Procediamo a ritroso nel tempo, partendo dal presente. Al momento, stai anche costruendo uno spettacolo a partire dal testo di Tiziano Scarpa La cinghiala di Jesolo, che debutterà il 23 marzo in anteprima a Siena. La residenza al Teatro Fondamenta Nuove si concentra proprio su questo lavoro.
Avevo letto questo racconto di Scarpa e mi era piaciuto molto. Lo definisco uno Scarpa prima maniera, metropolitano, sexy e divertente. È la storia di un ragazzo appena uscito dal riformatorio che si ritrova a lavorare in una colonia per bambini a Jesolo, perennemente controllato da una figura imponente: la Cinghiala, appunto. La sua vicenda misteriosa si scopre col passare dei giorni che trascorre in questo luogo chiuso, con regole e dimensioni a misura di bambino. Credo mi abbiano attratto più cose in questo testo: la voglia di confrontarmi con un altro tipo di scrittura, non autobiografica, e la possibilità, allo stesso tempo, di ritrovare alcuni punti in comune con quello che ho fatto prima; c’è il Veneto ovviamente, ma soprattutto c’è un posto ristretto e circoscritto, legato alla stagionalità, com’era in Piccolo mondo alpino.

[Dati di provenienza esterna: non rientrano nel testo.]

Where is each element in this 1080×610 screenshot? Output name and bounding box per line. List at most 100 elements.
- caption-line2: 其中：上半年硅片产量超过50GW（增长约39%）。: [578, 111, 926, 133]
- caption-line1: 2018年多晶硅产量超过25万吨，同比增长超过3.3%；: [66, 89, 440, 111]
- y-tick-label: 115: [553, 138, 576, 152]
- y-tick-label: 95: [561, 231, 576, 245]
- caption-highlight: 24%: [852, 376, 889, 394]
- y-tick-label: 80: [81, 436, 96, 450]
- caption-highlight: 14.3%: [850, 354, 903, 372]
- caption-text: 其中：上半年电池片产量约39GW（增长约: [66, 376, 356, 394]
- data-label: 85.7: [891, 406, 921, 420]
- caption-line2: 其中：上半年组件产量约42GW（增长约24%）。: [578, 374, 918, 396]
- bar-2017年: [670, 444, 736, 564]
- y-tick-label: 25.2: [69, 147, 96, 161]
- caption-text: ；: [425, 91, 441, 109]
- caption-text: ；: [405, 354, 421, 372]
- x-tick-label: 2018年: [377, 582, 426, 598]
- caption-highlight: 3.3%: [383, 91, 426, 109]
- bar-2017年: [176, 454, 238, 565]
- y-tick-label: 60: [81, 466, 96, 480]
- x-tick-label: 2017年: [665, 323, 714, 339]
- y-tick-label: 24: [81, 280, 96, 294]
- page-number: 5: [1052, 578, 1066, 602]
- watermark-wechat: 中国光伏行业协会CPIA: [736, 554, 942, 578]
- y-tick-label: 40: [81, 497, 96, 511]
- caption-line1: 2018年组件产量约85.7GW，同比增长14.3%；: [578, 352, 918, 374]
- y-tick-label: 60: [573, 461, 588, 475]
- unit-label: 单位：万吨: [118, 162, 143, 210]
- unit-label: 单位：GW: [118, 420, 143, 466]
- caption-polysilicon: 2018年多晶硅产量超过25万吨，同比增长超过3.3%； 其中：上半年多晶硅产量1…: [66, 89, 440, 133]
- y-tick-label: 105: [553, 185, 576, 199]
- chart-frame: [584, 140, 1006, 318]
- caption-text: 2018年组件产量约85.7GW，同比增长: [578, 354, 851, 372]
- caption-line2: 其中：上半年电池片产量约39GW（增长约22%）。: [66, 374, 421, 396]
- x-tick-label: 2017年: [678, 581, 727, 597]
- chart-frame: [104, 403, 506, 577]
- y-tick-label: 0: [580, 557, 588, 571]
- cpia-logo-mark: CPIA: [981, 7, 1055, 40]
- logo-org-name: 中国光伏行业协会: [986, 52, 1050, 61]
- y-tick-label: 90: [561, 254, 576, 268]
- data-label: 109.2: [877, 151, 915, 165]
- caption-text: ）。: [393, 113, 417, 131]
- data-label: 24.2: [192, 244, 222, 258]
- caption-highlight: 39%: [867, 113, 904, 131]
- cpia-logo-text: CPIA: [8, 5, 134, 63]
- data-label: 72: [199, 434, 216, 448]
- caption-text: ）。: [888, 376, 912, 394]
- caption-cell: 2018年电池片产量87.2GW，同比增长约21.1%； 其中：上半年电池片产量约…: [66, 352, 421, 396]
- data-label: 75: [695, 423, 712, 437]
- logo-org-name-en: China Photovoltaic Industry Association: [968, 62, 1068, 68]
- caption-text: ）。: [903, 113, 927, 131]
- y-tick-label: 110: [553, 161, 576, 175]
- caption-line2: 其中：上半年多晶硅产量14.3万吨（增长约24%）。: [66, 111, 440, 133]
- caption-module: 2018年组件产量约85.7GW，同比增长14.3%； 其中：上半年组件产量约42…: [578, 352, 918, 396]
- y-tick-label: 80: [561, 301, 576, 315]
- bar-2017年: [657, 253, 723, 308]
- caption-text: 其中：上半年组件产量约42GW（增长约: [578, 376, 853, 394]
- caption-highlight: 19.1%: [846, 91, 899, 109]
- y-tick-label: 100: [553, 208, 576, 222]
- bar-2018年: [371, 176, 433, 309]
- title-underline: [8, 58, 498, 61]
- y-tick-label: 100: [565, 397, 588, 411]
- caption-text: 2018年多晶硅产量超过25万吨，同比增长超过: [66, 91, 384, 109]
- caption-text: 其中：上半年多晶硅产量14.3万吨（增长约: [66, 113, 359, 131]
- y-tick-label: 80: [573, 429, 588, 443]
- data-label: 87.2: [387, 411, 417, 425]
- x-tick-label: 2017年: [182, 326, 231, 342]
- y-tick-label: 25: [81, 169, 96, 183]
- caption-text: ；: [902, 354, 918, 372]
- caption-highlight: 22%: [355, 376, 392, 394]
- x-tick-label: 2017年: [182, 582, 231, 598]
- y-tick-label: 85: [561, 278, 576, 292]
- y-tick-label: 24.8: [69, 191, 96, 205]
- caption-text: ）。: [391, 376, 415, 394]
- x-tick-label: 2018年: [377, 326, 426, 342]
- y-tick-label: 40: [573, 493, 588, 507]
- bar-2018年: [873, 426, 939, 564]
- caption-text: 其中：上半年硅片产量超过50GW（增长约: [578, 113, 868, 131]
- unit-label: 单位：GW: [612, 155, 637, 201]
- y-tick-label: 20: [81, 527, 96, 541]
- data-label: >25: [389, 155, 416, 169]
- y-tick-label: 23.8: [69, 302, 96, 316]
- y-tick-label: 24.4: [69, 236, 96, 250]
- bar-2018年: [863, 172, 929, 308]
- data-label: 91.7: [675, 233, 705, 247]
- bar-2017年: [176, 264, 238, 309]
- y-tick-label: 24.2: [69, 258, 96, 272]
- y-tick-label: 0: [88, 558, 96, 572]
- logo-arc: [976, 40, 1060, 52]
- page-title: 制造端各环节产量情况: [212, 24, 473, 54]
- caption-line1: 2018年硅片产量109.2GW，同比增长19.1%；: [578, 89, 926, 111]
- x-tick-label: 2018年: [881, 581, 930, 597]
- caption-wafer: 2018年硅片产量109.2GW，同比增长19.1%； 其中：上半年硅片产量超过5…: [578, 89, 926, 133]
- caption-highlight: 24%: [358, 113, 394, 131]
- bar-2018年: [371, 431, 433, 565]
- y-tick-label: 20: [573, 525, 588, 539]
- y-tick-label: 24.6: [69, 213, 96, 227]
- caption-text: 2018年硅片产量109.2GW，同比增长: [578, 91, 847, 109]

Hai definito Piccolo mondo alpino, spettacolo che porti in scena qui al Fondamenta Nuove, il ritratto di un luogo, di un ambiente.
Siamo tra Vicenza e il Trentino, in una piccola località di montagna in cui si parla il dialetto tipico del vicentino nord. Una zona quindi completamente delimitata, riconoscibile soprattutto per chi sa bene le mille sfumature linguistiche che in questa regione, come in gran parte d’Italia, variano con lo spostarsi di pochissimi chilometri. Siamo in un posto in cui teoricamente il rapporto tra uomo e natura è simbiotico, vitale e armonioso. Ma siamo anche in una località turistica in cui il tempo è scandito dalle stagioni e dai fuori-stagione – ed è proprio questa ciclicità che mi interessa. La stagione, sciistica o estiva che sia, è una messa in scena: è il momento in cui tutti recitano la parte del montanaro felice, con l’abito tipico, il cibo locale, la cortesia timida e la proverbiale riservatezza. Tutto viene fatto per l’occhio dello spettatore e, nel momento in cui la stagione finisce, le giornate perdono di senso. In questi posti, il rapporto con il turismo è di amore e odio, di dipendenza e di repulsione. Mi sono sempre interrogata sul perché non si sfruttino i fuori-stagione per migliorare questi luoghi e la vita di chi li abita, perché non si faccia qualcosa che sia indipendente dall’occhio dell’esterno. È un dato di fatto, però, che nulla si fa: semplicemente si aspetta che il tempo passi e arrivi la prossima stagione, senza riuscire mai a costruirsi davvero un’autonomia, un proprio senso di esistere. È stato per me illuminante il saggio Tristi montagne di Christian Arnoldi, che raccoglie molti fatti di cronaca avvenuti in tutto l’arco alpino: dall’incesto all’atto violento, dal diffuso abuso alcolico al suicidio. Arnoldi racconta di un senso di colpa diffuso tra chi vive in posti belli e questa a me sembra una chiave di lettura molto interessante. Tutti ti dicono che vivi in un paradiso, che è dunque ovvio che tu sia felice, eppure tu non stai bene e non ti senti in diritto di esprimere questo malessere. Volevo raccontare questa sensazione di ricatto della bellezza e dare voce a una difficoltà che si rende invisibile con l’arrivo della neve e dei turisti, ma che scandisce molta vita alpina.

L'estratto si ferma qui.